Here we unquote twice. The ($ ...) constructor itself specifies that we require matching subscriptions to have a binding at this position. The first unquote extracts the name in the binding, and the second extracts the subpattern for the binding. For the example above, we would end up with their-id bound to the symbol new-value and further-constraint bound to the subpattern <_>.

Finally, let’s examine a couple of alternatives that don’t work. This one is missing the :pattern wrapper, meaning that instead of asking about patterns over set-box records, it is asking about observers that (mistakenly?) specified an actual set-box record instead of a pattern!

1
(Observe (set-box ,_) _)

The compiler won’t actually let you use this version, because the unquote-discard is out of place. There’s no quasiquotation to escape from, so this is a syntax error.

We might try repairing this by simply removing the unquote:

1
(Observe (set-box _) _)

But this is still asking the wrong question, and will never receive any interesting matches from other subscribers in the system.

How does it perform?

Very well! At present it is roughly twice as fast as the previous Racket implementation.
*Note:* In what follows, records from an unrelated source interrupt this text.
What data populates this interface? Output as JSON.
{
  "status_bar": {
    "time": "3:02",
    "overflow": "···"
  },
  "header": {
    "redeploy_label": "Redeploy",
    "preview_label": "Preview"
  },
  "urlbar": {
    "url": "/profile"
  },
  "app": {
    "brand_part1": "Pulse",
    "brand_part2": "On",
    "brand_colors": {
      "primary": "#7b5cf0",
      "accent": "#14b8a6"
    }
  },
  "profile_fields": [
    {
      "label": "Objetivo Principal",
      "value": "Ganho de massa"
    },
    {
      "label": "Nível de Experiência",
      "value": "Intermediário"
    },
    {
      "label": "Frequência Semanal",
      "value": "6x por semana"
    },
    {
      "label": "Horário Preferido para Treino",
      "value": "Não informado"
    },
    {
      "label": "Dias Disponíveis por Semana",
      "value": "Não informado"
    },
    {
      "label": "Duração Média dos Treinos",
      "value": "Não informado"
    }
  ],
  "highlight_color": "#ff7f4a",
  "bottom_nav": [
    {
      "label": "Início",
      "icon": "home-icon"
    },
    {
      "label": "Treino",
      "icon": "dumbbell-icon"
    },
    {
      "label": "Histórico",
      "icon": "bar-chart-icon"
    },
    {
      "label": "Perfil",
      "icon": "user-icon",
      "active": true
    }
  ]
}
Running a benchmark based on the example program above yields the following on one thread of my Ryzen 3960X:

1
2
3
4
5
6
7
8
9
10
11
12
13
14
syndicate/actor: #<actor:0:dataspace> booting
syndicate/task: #<engine:0> starting
syndicate/actor: #<actor:3:box> booting
syndicate/actor: #<actor:6:client> booting
Box got 100000 (66222.3817422824 Hz)
Box got 200000 (68740.1257393843 Hz)
Box got 300000 (68724.52087884837 Hz)
Box got 400000 (68670.19562623161 Hz)
Box got 500000 (68786.55545277878 Hz)
syndicate/actor: #<actor:3:box> terminated OK
Client detected box termination
syndicate/actor: #<actor:6:client> terminated OK
syndicate/task: #<engine:0> stopping
cpu time: 7330 real time: 7330 gc time: 68

It means that the program is able to do ~68,000 complete round-trips per second of update and signalling between the box and client actors.

Preserves and Preserves Schema

The new implementation depends heavily on Preserves and Preserves Schema, so I’ve ended up doing a fair bit of work on those in order to get things working in Syndicate/rkt. (Among other things, fixing the raco pkg install process for the preserves and syndicate Racket packages!)
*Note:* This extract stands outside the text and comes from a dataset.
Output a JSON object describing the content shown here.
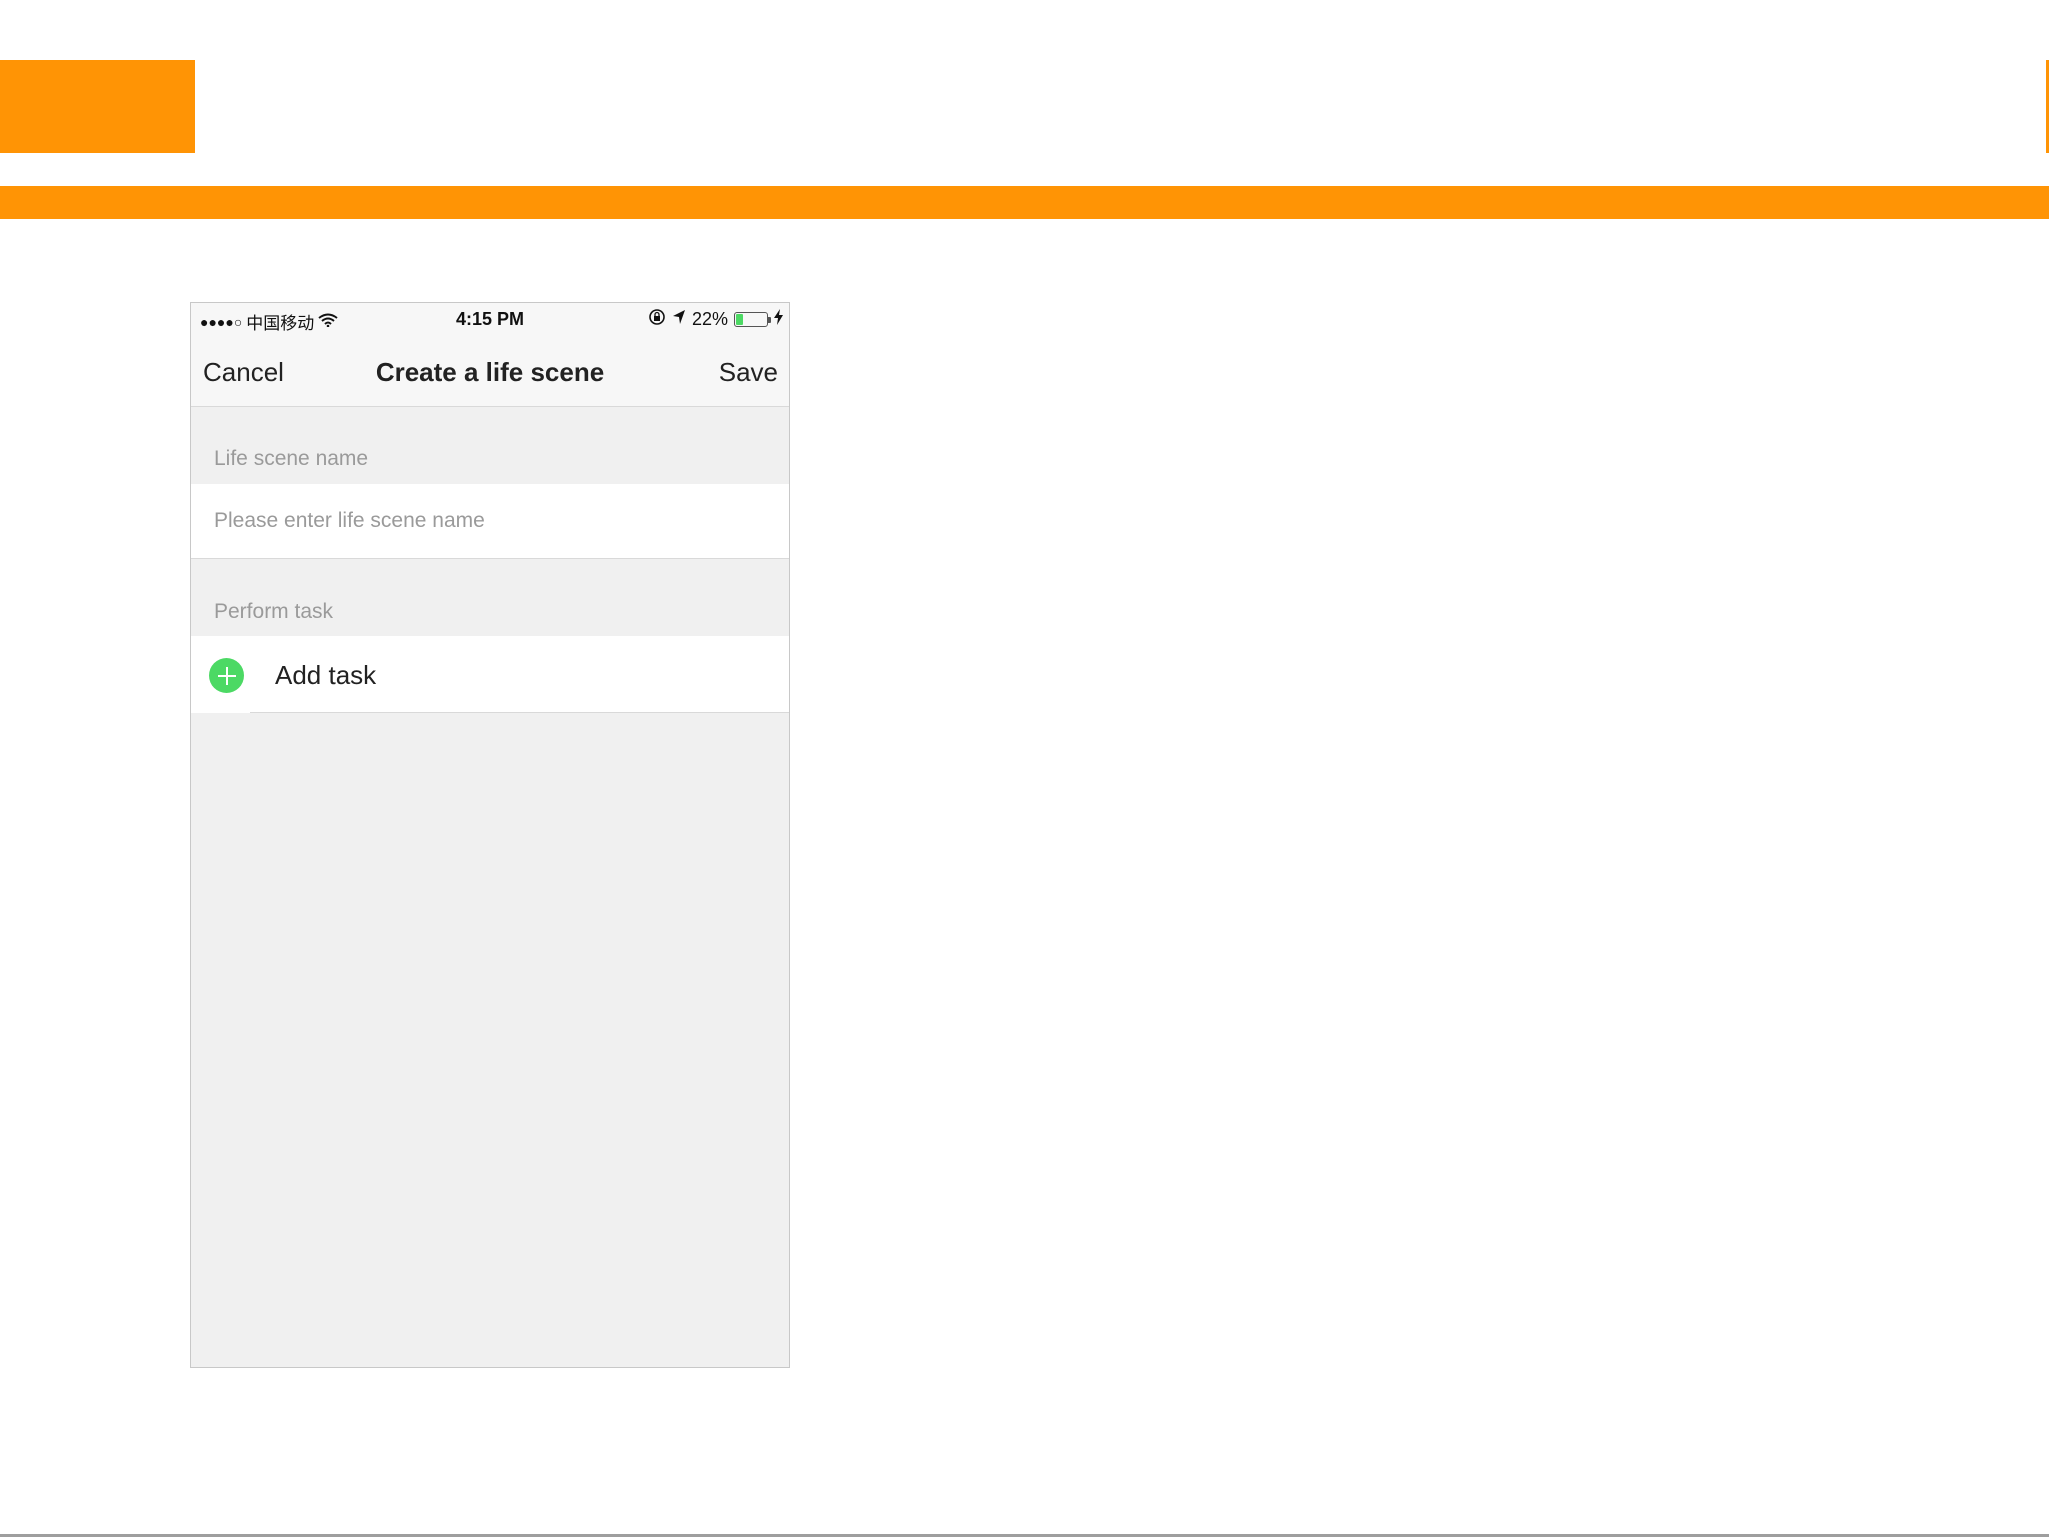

First, one nice bit of news is a new Preserves implementation, preserves-nim by Emery Hemingway, for the Nim programming language. I’ve linked the various implementations of Preserves and Syrup on the main Preserves webpage.
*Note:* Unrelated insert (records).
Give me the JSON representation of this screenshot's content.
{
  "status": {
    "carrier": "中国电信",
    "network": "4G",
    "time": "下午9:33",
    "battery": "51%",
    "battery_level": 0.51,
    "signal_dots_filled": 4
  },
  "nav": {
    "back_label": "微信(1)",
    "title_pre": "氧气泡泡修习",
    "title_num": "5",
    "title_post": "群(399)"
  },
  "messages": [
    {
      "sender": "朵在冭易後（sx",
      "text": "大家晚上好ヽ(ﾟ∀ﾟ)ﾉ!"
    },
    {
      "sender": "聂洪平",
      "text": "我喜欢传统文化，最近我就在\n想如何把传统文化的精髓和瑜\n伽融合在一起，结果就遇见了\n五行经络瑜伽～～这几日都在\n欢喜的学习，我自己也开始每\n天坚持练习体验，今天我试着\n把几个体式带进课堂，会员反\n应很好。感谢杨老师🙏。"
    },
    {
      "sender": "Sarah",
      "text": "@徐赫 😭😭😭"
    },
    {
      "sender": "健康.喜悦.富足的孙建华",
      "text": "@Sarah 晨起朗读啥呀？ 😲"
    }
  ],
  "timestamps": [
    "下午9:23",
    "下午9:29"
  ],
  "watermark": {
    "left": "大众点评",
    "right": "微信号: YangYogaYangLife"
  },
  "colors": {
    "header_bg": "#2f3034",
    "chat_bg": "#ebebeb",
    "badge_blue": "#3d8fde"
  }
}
There have also been changes to the Schema language and tooling. The main change to the Schema language is a reappraisal of the role of Embedded values in schemas. Previously, they were treated as black boxes - given just enough machinery to parse them out of and serialize them back into a Value, but nothing more. Now, they’re given both a (de)serializer and an “interface type”; the idea is that an Embedded represents a capability to some behavioural object - a closure, an object pointer, an actor reference, a web service, that kind of thing - and so there may be an associated API that can be usefully schematized. This makes schematization of Embedded values something closely related to the higher-order contracts of Dimoulas; see the bit on future work in the spec for some additional thoughts along these lines, as well as a little example.

The main change to the Schema tooling is support for plugins in the Schema compiler, allowing Syndicate/rkt to supply a plugin for generating dataspace patterns from parsed Schema values. The #lang preserves-schema support has been likewise extended so you can supply plugins in the #lang line.

Last (and probably least), here’s a fun little schema example:

1
2
3
4
5
6
7
8
9
10
version 1 .
JSON =
     / @string string
     / @integer int
     / @double double
     / @boolean JSONBoolean
     / @null =null
     / @array [JSON ...]
     / @object { string: JSON ...:... } .
JSONBoolean = =true / =false .

It recognises the JSON-interoperable subset of Preserves Values!

Licensing

A note about licensing: I’ve chosen LGPL 3.0+ as the license for Syndicate/rkt. Many thanks to Massimo Zaniboni for pointing out the lack of license, discussing various options with me, and helping sort out the per-file license headers.